1. Contexte historique et prémices du conflit

Le conflit que nous allons aborder ici trouve son origine dans des racines profondes. En effet, dès la fin du XIVe siècle, le monde occidental était tiraillé de toutes parts par des dissensions internes. Les géants politiques chancelèrent sous le poids des oppositions qui grevaient leur puissance. Dans le royaume de France, la mort de Charles V jeta le trouble dans le pouvoir royal. Son successeur Charles VI, dit « le roi fou », laissa un trône vacant. Son frère, Louis d’Orléans, et son oncle Philippe le Hardi, duc de Bourgogne, réclamèrent tous deux le pouvoir afin d’assouvir leur besoin d’augmenter leurs possessions territoriales. Ceux‑ci entrèrent en conflit sans toutefois suivre une logique de violence. Quand Jean sans Peur succéda à son père, le ton se durcit et les événements menèrent à l’assassinat commandité du duc d’Orléans, le 23 novembre 1407. Cet acte, ordonné par la maison de Bourgogne, déclencha la guerre civile.

Dans le Saint Empire, l’idéal de gouvernance universelle fut confronté aux divisions intestines. Wenceslas devint empereur en 1376 mais son caractère et son alcoolisme le rendaient incapable de gouverner. Au point tel qu’en 1400, il fut déposé et remplacé par Robert de Bavière. Toutefois, celui-ci comme son successeur, Sigismond, ne put redonner le lustre d’antan à l’Empire et le pouvoir impérial continua à décliner.

Depuis 1378, l’Eglise occidentale a sombré dans une crise qui mit en péril les fondements de l’unité catholique. La contestation de l’élection d’Urbain VI[10] au trône pontifical marqua l’élection d’un second pape et l’émergence d’un autre siège en Avignon. Il fallut attendre le Concile de Constance en 1415 pour que la réunification mette un terme au schisme d’Occident. Ces troubles qui agitèrent le monde européen furent d’ailleurs l’une des raisons pour lesquelles le phénomène des croisades en Prusse s’essouffla.

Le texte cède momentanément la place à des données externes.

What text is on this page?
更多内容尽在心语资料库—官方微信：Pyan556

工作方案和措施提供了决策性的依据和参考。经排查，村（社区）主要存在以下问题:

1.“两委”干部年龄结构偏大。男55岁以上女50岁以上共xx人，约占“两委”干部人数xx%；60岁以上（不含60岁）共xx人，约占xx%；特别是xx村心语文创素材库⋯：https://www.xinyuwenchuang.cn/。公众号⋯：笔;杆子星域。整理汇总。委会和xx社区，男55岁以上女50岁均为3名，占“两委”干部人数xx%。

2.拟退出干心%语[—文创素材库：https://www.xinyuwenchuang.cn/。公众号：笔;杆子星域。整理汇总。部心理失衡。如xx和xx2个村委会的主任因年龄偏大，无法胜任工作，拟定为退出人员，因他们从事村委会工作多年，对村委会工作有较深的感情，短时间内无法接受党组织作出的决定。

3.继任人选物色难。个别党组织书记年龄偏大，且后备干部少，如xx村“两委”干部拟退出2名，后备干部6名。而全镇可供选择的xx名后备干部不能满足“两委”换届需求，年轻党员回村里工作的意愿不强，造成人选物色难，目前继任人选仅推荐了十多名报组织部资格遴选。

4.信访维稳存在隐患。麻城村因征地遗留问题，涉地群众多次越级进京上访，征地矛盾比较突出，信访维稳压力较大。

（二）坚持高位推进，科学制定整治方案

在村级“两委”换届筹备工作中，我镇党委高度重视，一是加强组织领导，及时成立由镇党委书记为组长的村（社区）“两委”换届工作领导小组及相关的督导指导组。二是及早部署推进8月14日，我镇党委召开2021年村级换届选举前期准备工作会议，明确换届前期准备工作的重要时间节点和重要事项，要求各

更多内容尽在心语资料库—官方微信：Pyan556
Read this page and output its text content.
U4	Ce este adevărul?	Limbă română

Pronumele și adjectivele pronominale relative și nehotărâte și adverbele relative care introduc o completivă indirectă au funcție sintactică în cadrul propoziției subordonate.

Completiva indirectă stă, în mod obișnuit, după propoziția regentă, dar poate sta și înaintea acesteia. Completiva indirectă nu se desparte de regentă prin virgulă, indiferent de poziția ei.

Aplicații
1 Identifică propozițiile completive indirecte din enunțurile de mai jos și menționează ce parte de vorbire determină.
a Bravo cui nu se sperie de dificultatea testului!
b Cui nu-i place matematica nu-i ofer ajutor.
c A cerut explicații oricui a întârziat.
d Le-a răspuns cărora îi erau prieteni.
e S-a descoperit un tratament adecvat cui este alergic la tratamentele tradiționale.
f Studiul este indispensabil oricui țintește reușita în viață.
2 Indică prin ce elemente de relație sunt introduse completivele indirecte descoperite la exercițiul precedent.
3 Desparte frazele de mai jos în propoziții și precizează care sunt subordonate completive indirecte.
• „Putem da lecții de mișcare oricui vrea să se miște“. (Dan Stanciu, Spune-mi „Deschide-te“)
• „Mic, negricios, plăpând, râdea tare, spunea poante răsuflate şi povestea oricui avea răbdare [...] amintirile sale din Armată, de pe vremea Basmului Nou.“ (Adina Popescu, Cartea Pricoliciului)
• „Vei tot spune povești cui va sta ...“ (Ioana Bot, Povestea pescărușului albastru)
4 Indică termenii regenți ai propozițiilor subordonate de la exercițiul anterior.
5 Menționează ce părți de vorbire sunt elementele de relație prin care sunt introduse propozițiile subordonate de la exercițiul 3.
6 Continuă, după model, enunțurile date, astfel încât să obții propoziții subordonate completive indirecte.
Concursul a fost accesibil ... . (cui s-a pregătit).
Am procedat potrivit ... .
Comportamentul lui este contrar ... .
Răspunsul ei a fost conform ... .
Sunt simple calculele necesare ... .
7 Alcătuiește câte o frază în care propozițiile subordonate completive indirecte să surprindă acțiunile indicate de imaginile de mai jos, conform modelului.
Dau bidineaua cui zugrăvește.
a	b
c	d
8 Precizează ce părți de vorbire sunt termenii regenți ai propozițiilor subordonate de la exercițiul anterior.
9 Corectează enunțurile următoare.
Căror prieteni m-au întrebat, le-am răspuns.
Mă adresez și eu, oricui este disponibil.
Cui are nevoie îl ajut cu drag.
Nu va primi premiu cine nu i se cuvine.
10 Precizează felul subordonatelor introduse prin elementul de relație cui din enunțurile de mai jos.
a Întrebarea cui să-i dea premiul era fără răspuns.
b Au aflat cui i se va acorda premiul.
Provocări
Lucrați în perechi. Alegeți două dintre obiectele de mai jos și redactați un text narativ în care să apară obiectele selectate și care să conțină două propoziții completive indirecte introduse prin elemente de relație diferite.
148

Le trône de la principauté de Liège fut confié à Jean de Bavière en 1390, par le pape romain Boniface IX, probablement à l’initiative de ce dernier et non du chapitre cathédral, comme certains auteurs l’écrivent. Toutefois, le prince qui n’était que sous-diacre, à cette époque, refusa d’être ordonné évêque. Celui-ci employa ses prérogatives afin de réduire les libertés acquises par le peuple et de restaurer la puissance ancienne de sa fonction. Ces manœuvres à l’encontre de l’autonomie des villes conduisirent la population à se révolter contre l’élu. En l’an 1394, un premier affrontement se conclut par un compromis, la paix de Caster. Cependant, la situation resta tendue et la violence augmenta graduellement d’intensité. En 1400, les villes, et principalement celle de Huy, craignant de plus en plus la montée en puissance de l’« impérialisme » de l’élu, tentèrent de créer une alliance défensive à l’encontre du tribunal de l’Anneau du Palais, organe de pression de Jean de Bavière, et contre Liège elle‑même. Cette tentative ne trouva pas l’écho escompté mais fut renouvelée en 1402 et la confédération força le prince-évêque à quitter la ville. Durant son absence, Thierry de Hornes, fils du sire de Perwez, Henri de Hornes, fut nommé mambour. Pourtant, par l’action d’un parti de modérés et du chapitre cathédral, le coup de force échoua à nouveau. Un nouvel accord, la paix des XVI, fut passé en 1403. La répression qui suivit cet accord et les nouveaux abus du prince conduisirent les villes au mécontentement, ce qui se matérialisa finalement par un véritable soulèvement à la fin de l’année 1404.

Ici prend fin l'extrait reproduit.